Reputation: 524
I am building a process in Google Cloud Dataflow that will consume messages in a Pub/Sub and based on a value of one key it will either write them to BQ or to GCS. I am able to split the messages, but I am not sure how to write the data to BigQuery. I've tried using the beam.io.gcp.bigquery.WriteToBigQuery
, but no luck.
My full code is here: https://pastebin.com/4W9Vu4Km
Basically my issue is that I don't know, how to specify in the WriteBatchesToBQ
(line 73) that the variable element
should be written into BQ.
I've also tried using beam.io.gcp.bigquery.WriteToBigQuery
directly in the pipeline (line 128), but then I got an error AttributeError: 'list' object has no attribute 'items' [while running 'Write to BQ/_StreamToBigQuery/StreamInsertRows/ParDo(BigQueryWriteFn)']
. This is probably because I am not feeding it a dictionary, but a list of dictionaries (I would like to use 1-minute windows).

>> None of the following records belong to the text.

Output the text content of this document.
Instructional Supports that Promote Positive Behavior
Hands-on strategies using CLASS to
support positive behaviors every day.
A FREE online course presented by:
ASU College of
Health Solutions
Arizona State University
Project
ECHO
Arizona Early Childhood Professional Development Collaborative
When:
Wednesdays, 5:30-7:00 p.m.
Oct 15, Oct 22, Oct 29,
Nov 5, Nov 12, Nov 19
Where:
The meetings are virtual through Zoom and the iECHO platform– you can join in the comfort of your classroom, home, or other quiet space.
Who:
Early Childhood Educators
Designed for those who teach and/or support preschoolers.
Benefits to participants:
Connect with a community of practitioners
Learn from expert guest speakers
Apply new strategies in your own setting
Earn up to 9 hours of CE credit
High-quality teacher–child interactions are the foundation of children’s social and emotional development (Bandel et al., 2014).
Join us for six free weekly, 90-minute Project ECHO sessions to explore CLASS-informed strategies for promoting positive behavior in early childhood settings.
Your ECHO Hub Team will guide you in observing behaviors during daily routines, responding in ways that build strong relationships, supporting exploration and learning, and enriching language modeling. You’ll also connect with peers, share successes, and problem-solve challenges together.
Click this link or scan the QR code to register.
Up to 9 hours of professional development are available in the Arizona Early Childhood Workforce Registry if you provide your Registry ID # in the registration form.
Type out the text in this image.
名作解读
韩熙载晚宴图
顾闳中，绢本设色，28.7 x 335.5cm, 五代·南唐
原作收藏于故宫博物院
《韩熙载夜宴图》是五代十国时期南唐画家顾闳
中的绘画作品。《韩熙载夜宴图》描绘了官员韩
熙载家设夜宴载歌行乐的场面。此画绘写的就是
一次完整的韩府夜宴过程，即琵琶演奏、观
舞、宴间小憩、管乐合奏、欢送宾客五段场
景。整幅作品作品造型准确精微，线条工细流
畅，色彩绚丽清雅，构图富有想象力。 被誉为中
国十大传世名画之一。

Any ideas please? (also if there is something too stupid in the code, let me know - I am playing with apache beam just for a short time and I might be overlooking some obvious issues).
Upvotes: 1
Views: 4029
Reputation: 524
The second approach is the solution to this issue, you need to use WriteToBigQuery function directly in the pipeline. However, a beam.FlatMap step needs to be included so the WriteToBigQuery can process the list of dictionaries correctly.
Hence the complete pipeline splitting data, grouping them by time, and writing them into BQ is defined like this:
accepted_messages = tagged_lines_result[Split.OUTPUT_TAG_BQ] | "Window into BQ" >> GroupWindowsIntoBatches(
window_size) | "FlatMap" >> beam.FlatMap(
lambda elements: elements) | "Write to BQ" >> beam.io.gcp.bigquery.WriteToBigQuery(table=output_table_bq,
schema=(
output_table_bq_schema),
write_disposition=beam.io.BigQueryDisposition.WRITE_APPEND,
create_disposition=beam.io.BigQueryDisposition.CREATE_IF_NEEDED)
The complete working code is here: https://pastebin.com/WFwBvPcU
Upvotes: 4
Reputation: 699
WriteToBigQuery sample format is given below:-
project_id = "proj1"
dataset_id = 'dataset1'
table_id = 'table1'
table_schema = ('id:STRING, reqid:STRING')
| 'Write-CH' >> beam.io.WriteToBigQuery(
table=table_id,
dataset=dataset_id,
project=project_id,
schema=table_schema,
create_disposition=beam.io.BigQueryDisposition.CREATE_IF_NEEDED,
write_disposition=beam.io.BigQueryDisposition.WRITE_APPEND
))
You can refer this case it will give you a brief understanding of beam data pipeline.
Upvotes: 2